The construction of Guyana’s first Children and Family Centre is expected to be completed on March 30.
The Centre, which is located in Block ‘C’ Sophia Greater Georgetown, will serve as a safe temporary housing facility for vulnerable children and families.
Minister of Social Protection Amna Ally says that $220M has been invested into the project which commenced in January 2018.
The centre will be the first stop for children and families in difficult situations.
Andrew Metzger, a Consulting Architect for the centre, said about 100 children can be accommodated at once and will only provide short term living arrangements until the Government can find alternative solutions.
Minister Ally visited the centre Thursday to assess the ongoing construction.
“It is expected that the building will be completed by the end of March…so I am here this morning to have a look as to where we are and have a discussion with the contractors,” Minister Ally said.
The centre has four children dormitories which will be divided into sections for boys and girls according to their age. A playground will also be developed.
To prevent the unnecessary separation of parents and children, the centre will also include eight two-bedroom family apartments, according to Ann Green, Director of the Child Care and Protection Agency (CH&PH).
“To avoid the separation of children from families, if it’s a case where we can hold the family together whilst we fix whatever vulnerability there are eight family apartments,” she said.
One of the employment opportunities the centre will provide is a transition coach; this will ensure that families get independent and self-sufficient living conditions when they leave the centre.
“It’s really going to make a difference to children and families when it’s completed to vulnerable children and families. It is borne out of the Drop-In centre but it is really a Children and Family Centre, this really would make a big impact,” Greene said.

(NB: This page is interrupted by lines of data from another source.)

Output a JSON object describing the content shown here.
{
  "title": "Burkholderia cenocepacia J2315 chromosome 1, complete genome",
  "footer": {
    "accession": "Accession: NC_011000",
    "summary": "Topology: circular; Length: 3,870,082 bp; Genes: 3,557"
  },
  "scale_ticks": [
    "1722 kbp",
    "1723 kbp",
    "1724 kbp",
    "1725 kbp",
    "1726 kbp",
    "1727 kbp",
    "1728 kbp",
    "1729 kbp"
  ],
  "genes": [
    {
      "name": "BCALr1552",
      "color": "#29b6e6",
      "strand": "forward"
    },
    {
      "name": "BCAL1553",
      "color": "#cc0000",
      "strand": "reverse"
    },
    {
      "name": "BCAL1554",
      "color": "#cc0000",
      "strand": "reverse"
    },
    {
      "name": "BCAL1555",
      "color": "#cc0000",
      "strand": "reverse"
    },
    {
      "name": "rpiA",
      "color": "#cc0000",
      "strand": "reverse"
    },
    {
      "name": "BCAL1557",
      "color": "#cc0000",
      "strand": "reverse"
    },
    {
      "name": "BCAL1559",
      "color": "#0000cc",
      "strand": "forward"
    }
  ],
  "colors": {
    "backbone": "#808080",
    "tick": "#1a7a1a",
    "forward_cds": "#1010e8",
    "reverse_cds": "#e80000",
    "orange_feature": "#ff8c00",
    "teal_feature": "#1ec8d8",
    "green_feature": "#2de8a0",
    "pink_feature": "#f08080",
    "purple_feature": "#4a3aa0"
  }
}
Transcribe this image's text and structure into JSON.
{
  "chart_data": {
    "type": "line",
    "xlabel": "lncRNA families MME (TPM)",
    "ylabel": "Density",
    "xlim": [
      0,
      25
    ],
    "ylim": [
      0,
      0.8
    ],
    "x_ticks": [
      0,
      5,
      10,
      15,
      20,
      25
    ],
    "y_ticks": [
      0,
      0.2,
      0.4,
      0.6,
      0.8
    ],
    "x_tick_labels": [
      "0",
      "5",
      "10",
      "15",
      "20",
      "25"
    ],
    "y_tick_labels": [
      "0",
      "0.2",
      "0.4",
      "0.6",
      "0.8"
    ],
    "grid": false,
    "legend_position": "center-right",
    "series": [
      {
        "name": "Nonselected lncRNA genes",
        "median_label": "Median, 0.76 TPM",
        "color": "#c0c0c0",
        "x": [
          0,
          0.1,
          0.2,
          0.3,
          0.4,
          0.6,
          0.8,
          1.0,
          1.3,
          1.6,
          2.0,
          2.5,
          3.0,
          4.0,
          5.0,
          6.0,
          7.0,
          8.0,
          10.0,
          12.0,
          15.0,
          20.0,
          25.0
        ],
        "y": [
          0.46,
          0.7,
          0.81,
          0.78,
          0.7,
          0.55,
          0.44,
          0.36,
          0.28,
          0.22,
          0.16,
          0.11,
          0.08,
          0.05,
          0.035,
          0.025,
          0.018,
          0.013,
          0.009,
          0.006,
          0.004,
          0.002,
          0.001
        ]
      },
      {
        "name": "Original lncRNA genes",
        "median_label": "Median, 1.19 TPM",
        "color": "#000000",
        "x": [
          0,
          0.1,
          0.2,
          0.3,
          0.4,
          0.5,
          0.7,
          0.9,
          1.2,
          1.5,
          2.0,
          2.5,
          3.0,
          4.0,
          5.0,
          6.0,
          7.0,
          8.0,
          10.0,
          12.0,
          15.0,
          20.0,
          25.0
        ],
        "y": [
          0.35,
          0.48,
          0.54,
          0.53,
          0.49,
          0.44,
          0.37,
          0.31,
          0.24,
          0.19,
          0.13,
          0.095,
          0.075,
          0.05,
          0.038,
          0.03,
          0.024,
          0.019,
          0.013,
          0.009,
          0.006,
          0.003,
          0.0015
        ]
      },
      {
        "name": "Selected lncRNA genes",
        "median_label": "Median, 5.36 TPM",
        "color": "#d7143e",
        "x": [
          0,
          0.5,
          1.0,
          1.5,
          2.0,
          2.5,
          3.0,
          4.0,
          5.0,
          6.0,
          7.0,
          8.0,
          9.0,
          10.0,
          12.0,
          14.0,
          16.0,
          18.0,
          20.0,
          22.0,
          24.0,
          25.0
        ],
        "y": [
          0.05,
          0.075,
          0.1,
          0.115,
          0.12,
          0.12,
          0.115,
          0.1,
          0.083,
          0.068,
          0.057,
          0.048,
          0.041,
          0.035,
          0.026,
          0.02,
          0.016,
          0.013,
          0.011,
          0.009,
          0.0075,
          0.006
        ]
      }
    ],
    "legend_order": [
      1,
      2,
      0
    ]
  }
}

Further, “there is also a family training centre, there will be a big admin building and a store centre and we also have a mess [Dining] hall and a common room,” she said.
The Ministry of Social Protection in 2017 developed an Evacuation Plan and Emergency Checklists for child care institutions, ten months after a fire at the Children’s Drop-in Centre on Hadfield Street, Wortmanville, Georgetown claimed the lives of two brothers – 6-year-old Antonio and 2-year-old Joshua George.
The children were taken into State care two days before the fire, along with three other siblings.
A Commission of Inquiry, which was subsequently launched into the incident, found that the Drop-In-Centre was not in compliance with fire regulations; failed to have fire escapes, extinguishers, and fire blankets among other emergency requirements.
It was recommended that the Government focus on improving the child care system and provide responsible and effective childcare at all levels, taking into consideration the sensitive nature of cases that expose children to neglect and other forms of mistreatment.